1. It should not be open-ended, but rather should have an expiration date. The no-fly zone is a response to a specific humanitarian crisis (the Qaddafi regime was firing tank and artillery shells at urban crowds protesting it). That crisis must not draw the UN allies into a years-long quagmire. (Such a situation developed in Iraq in the 1990s and contributed to the ultimate destruction of that country).

2. It should be a no-fly zone, not a war on the Qaddafi regime. Qaddafi tank columns should be interdicted from moving on Benghazi or Tobruk. But tanks just sitting around in Tripoli should not be targeted.

3. Once the no-fly zone is in place and Benghazi and points east are protected from reprisals, brokers should intervene to negotiate a diplomatic solution.

4. Officers who committed war crimes, as with ordering live fire on civilian crowds, must be prosecuted, but not everyone in the Libyan military should be tarred with that brush.

5. Amnesty might be offered to pro-Qaddafi officers and politicians provided they break with the dictator and send him into exile, as happened in Egypt and Tunisia. It is desirable that there be some continuity between the old regime and the new one, and that tribal factionalism and feuds and reprisals be avoided.

6. Countries opposed to or lukewarm toward the no-fly zone, but which are themselves democracies, such as India, Algeria and Russia, could be enlisted to meet with the officer corps in Tripoli and impress on them the need for a transition to parliamentary elections.

It is not impossible that there will be an outcome the world can live with, as happened in Bosnia and in Kosovo. In both places, local forces took the lead on the ground. Kosovo as a state originated in an externally enforced no fly zone.

That the world community has intervened in Libya but not in say, Yemen and Bahrain, has raised cries of hypocrisy. These charges are largely deserved. It is worth noting, however, that nowhere else in the Arab world where there have been widespread protests has the regime consistently responded with such massive brutality as in Libya. Yemen, with the sniper massacre of crowds on Friday, is moving in that direction, but Qaddafi has likely killed thousands since February 17, not just dozens.

From February 17, a peaceful protest movement broke out throughout Libya. Civilian crowds gathered without violence downtown, in Benghazi, Tobruk, Dirna, Zawiya, Zuara and even in the outskirts of Tripoli as in the working class town of Tajoura. City notables and military men in the east of the country formed a provisional government. Many diplomats declared for the provisional government, as did many officers and even cabinet members.

The Qaddafi regime responded with brutal violence to these non-violent protests. Early on, live fire was used against protesters in Tripoli itself. Last week, convoys of tanks rolled into Zawiya, supported by heavy artillery, firing on civilian crowds and on civilian apartment buildings. The tanks occupied the city center, and there are reports of a mass grave of the protesters. They were just protesters.
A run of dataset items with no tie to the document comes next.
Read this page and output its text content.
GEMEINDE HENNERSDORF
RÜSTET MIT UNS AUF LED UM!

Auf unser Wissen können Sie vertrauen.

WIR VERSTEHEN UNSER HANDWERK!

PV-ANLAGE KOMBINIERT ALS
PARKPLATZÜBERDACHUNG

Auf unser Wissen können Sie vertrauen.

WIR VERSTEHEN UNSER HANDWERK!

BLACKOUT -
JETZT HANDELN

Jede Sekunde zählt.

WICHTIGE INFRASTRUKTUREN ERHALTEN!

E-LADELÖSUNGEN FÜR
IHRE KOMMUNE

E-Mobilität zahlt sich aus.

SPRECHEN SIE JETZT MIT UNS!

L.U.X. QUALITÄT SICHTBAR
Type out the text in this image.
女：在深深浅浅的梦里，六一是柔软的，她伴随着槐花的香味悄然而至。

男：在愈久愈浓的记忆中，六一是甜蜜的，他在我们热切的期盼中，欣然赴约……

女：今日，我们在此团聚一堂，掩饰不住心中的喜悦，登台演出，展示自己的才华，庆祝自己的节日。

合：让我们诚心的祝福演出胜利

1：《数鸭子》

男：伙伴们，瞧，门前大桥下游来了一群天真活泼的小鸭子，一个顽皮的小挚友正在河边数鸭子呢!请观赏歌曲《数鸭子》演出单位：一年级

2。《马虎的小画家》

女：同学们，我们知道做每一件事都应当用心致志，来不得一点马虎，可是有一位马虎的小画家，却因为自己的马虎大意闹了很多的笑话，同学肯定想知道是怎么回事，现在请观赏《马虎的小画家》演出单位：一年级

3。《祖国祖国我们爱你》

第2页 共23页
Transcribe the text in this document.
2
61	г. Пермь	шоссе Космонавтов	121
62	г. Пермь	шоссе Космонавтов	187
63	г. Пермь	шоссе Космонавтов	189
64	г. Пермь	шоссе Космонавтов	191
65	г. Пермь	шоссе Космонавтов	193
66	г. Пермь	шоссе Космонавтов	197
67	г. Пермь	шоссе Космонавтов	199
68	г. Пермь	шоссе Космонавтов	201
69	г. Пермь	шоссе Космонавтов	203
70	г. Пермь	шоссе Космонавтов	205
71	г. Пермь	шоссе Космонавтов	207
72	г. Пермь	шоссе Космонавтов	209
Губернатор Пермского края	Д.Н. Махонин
They were easily defeated because they did not know, and most of them still do not know, how to handle a weapon. There were large numbers of self-inflicted gunshot wounds in the rebel ranks.

A reporter on the scene in Zawiya spoke of ‘large numbers of deaths’ and a ‘massacre.’

The Zawiya scenario was repeated, in Zuara to its west, and in Misrata to its east (Misrata, a city of 600,000 and Libya’s third largest, appears to have fallen to Qaddafi this weekend, with his tanks occupying the city center in a dreary repetition of the death and destruction at Zawiya earlier).

Libya began as a protest. Some of the protesters (apparently only a few thousand) were turned into armed rebels as they sought to defend themselves. Qaddafi responded to the protest movement by firing tank and artillery shells at the protesters and at infrastructure in the rebel cities. Many are without water and electricity, creating a humanitarian crisis.

NATO military forces flying in response to the UNSC resolution must seek to replicate the successes in Kosovo and not the failures in Iraq.